Hall nodded. No wonder the man was acid. Aspirin was acetylsalicylic acid, and if it was taken in sufficient quantities, it would acidify you. Aspirin was a gastric irritant, and it could exacerbate bleeding.

"Didn’t anybody tell you aspirin would make the bleeding worse?" he asked.

"Sure," Jackson said. "They told me. But I didn’t mind none. Because it stopped the pains, see. That, plus a little squeeze."

"Squeeze?"

"Red-eye. You know."

Hall shook his head. He didn’t know.

"Sterno. Pink lady. You take it, see, and put it in cloth, and squeeze it out…"

Hall sighed. "You were drinking Sterno," he said.

"Well, only when I couldn’t get nothing else. Aspirin and squeeze, see, really kills that pain."

"Sterno isn’t only alcohol. It’s methanol, too."

"Doesn’t hurt you, does it?" Jackson asked, in a voice suddenly concerned.

"As a matter of fact, it does. It can make you go blind, and it can even kill you."

"Well, hell, it made me feel better, so I took it," Jackson said.

"Did this aspirin and squeeze have any effect on you? On your breathing?"

"Well, now you mention it, I was a tad short of breath. But what the hell, I don’t need much breath at my age."

Jackson yawned and closed his eyes.

"You’re awful full of questions, boy. I want to sleep now."
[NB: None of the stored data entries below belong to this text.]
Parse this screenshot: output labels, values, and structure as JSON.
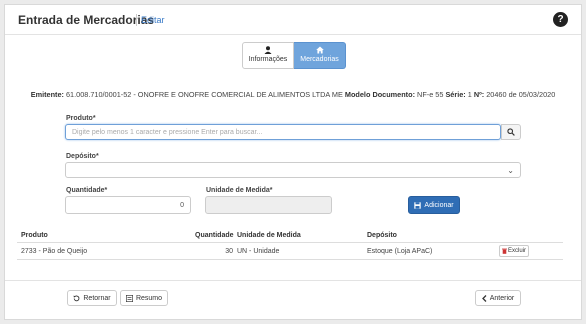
{
  "header": {
    "title": "Entrada de Mercadorias",
    "edit_link": "Editar",
    "help_icon": "question-circle-icon"
  },
  "tabs": [
    {
      "label": "Informações",
      "icon": "user-icon",
      "active": false
    },
    {
      "label": "Mercadorias",
      "icon": "home-icon",
      "active": true
    }
  ],
  "emitente": {
    "emitente_label": "Emitente:",
    "emitente_value": "61.008.710/0001-52 - ONOFRE E ONOFRE COMERCIAL DE ALIMENTOS LTDA ME",
    "modelo_label": "Modelo Documento:",
    "modelo_value": "NF-e 55",
    "serie_label": "Série:",
    "serie_value": "1",
    "numero_label": "Nº:",
    "numero_value": "20460",
    "data_connector": "de",
    "data_value": "05/03/2020"
  },
  "form": {
    "produto_label": "Produto*",
    "produto_placeholder": "Digite pelo menos 1 caracter e pressione Enter para buscar...",
    "deposito_label": "Depósito*",
    "deposito_value": "",
    "quantidade_label": "Quantidade*",
    "quantidade_value": "0",
    "unidade_label": "Unidade de Medida*",
    "unidade_value": "",
    "add_label": "Adicionar"
  },
  "table": {
    "headers": {
      "produto": "Produto",
      "quantidade": "Quantidade",
      "unidade": "Unidade de Medida",
      "deposito": "Depósito"
    },
    "rows": [
      {
        "produto": "2733 - Pão de Queijo",
        "quantidade": "30",
        "unidade": "UN - Unidade",
        "deposito": "Estoque (Loja APaC)",
        "delete_label": "Excluir"
      }
    ]
  },
  "footer": {
    "retornar_label": "Retornar",
    "resumo_label": "Resumo",
    "anterior_label": "Anterior"
  },
  "colors": {
    "accent": "#6fa4dc",
    "primary_button": "#2f6db5",
    "link": "#3a7bc8"
  }
}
Hall looked at him, and decided the man was right. It would be best to proceed slowly, at least for a time. He crawled back down the tunnel and out to the main room. He turned to his assistant:

"Our friend Mr. Jackson has a two-year history of ulcer. We’d better keep the blood going in for another couple of units, then we can stop and see what’s happening. Drop an NG tube and start icewater lavage."

A gong rang, echoing softly through the room.

"What’s that?"

"The twelve-hour mark. It means we have to change our clothing. And it means you have a conference."

"I do? Where?"

"The CR off the dining room."

Hall nodded, and left.

***

In delta sector, the computers hummed and clicked softly, as Captain Arthur Morris punched through a new program on the console. Captain Morris was a programmer; he had been sent to delta sector by the command on Level I because no MCN messages had been received for nine hours. It was possible, of course, that there had been no priority transmissions; but it was also unlikely.